GÖZETİM EVLERİNDE ACI DOLU GÜNLER GEÇİRDİM
'39 günü unutamam çünkü çok acıydı benim için.' diyen Çaloğlu, gözetim evlerinde yaşadığı günleri şöyle anlatıyor: "Düşünebiliyor musun lojmanlarda oturuyorsunuz talebe yetiştiriyorsunuz sosyal hayatınız çok iyi bir anda kendinizi hiç bilmediğiniz bir hücre içerisinde görüyorsunuz. Bu beni çok etkilemişti. Orada gördüğümüz aşağılık muameleler bizi çok üzdü sıkıntıya düşürdü. Aslanlar kedilere boğduruluyordu. Böyle karışık bir düzendi. Hiç ummadığınız insanlar asker olmuş gardiyan gelmiş, küfrediyor bağırıyor çağırıyor, şöyle yapacaksınız böyle yapacaksınız diye. O zulümleri de gördük yani. Orada ne rütbeniz kalıyor, ne de başka bir şeyiniz kalmıyor. Mahkemeye çıkana kadar suçlu musunuz değil misiniz hiç kimse bilmiyor ama o günlerde suçlu muamelesi yapılıyordu."

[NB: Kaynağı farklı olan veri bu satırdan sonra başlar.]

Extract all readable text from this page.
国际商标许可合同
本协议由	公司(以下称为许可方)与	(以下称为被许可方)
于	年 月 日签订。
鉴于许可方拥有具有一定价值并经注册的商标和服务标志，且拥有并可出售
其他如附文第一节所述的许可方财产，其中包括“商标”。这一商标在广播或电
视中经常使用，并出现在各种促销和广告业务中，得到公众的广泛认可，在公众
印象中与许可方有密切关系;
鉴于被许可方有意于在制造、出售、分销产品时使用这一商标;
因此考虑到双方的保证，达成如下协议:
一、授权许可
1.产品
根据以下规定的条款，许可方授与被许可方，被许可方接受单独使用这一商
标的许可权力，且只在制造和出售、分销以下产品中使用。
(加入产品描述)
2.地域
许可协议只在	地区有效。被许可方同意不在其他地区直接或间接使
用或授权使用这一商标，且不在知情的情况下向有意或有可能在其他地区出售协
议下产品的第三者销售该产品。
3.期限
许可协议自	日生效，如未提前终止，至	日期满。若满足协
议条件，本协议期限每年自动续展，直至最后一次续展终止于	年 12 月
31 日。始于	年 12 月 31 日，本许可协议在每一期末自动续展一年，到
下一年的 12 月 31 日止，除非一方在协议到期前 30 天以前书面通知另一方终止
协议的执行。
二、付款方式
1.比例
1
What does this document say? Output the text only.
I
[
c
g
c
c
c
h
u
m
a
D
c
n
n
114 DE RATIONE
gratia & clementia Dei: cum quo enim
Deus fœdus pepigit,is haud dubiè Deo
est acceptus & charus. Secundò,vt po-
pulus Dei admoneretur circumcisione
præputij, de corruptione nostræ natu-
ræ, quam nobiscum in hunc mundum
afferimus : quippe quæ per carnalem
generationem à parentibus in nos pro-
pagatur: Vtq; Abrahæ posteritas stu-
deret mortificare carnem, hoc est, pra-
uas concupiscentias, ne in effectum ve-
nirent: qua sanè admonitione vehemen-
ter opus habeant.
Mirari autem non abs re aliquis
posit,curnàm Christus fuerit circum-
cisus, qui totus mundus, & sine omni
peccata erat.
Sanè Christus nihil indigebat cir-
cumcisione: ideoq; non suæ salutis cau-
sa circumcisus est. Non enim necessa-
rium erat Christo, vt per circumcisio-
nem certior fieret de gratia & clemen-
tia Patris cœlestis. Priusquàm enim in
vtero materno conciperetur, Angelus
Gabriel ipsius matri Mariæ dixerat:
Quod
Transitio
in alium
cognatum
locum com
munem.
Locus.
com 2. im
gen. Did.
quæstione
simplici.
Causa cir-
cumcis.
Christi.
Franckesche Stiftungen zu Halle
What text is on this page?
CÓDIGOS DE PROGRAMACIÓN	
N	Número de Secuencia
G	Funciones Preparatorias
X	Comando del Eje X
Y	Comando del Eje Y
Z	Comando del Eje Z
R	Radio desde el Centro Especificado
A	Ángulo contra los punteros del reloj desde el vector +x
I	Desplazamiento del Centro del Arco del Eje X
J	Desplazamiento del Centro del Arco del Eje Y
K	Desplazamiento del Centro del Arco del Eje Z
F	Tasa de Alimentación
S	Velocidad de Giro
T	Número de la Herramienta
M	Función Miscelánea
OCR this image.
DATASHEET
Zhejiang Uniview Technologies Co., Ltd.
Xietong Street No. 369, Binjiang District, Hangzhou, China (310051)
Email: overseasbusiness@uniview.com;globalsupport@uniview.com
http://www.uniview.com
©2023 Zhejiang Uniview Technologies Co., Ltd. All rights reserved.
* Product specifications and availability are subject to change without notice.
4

'PARASIZLIK YÜZÜNDEN OĞLUM BİR CİĞERİNİ KAYBETTİ'
Çaloğlu, yaşadığı acılardan sonra kendisini etkileyen en büyük acının ise çocuğunun hastalandığı zaman hastane ve ilaç paralarını bulamayarak, oğlunun tek akciğerini kaybetmesi olduğunu dile getirdi. Çaloğlu, "Oğlumun tek ciğerini kaybetmesi mecburiyetinde kaldık. Şu anda çocuğum yüzde 50 özürlü olarak hayatını devam ettiriyor. Beni en fazla üzen hadiselerden bir tanesi de bu olmuştur. Komple sağ akciğeri alınmış oldu. İmtihanın en acısını orada yaşadım yani. Çünkü paranız yok, imkanınız dar. Sosyal yardım vakfına kadar başvurdum ilaçlarını alabilmek için ama o günler geçti." şeklinde konuştu.
Yaşanan acıların bir daha gerçekleşememesi için yaklaşan referandumun bir fırsat olduğunu belirten Çaloğlu, "İnşallah bu kanun maddeleri geliştirilir ve daha iyileri yenileri yapılır. Çünkü maddeleri takip ediyoruz Türkiye için yetersiz. Türkiye böyle geri de kalıyor." dedi.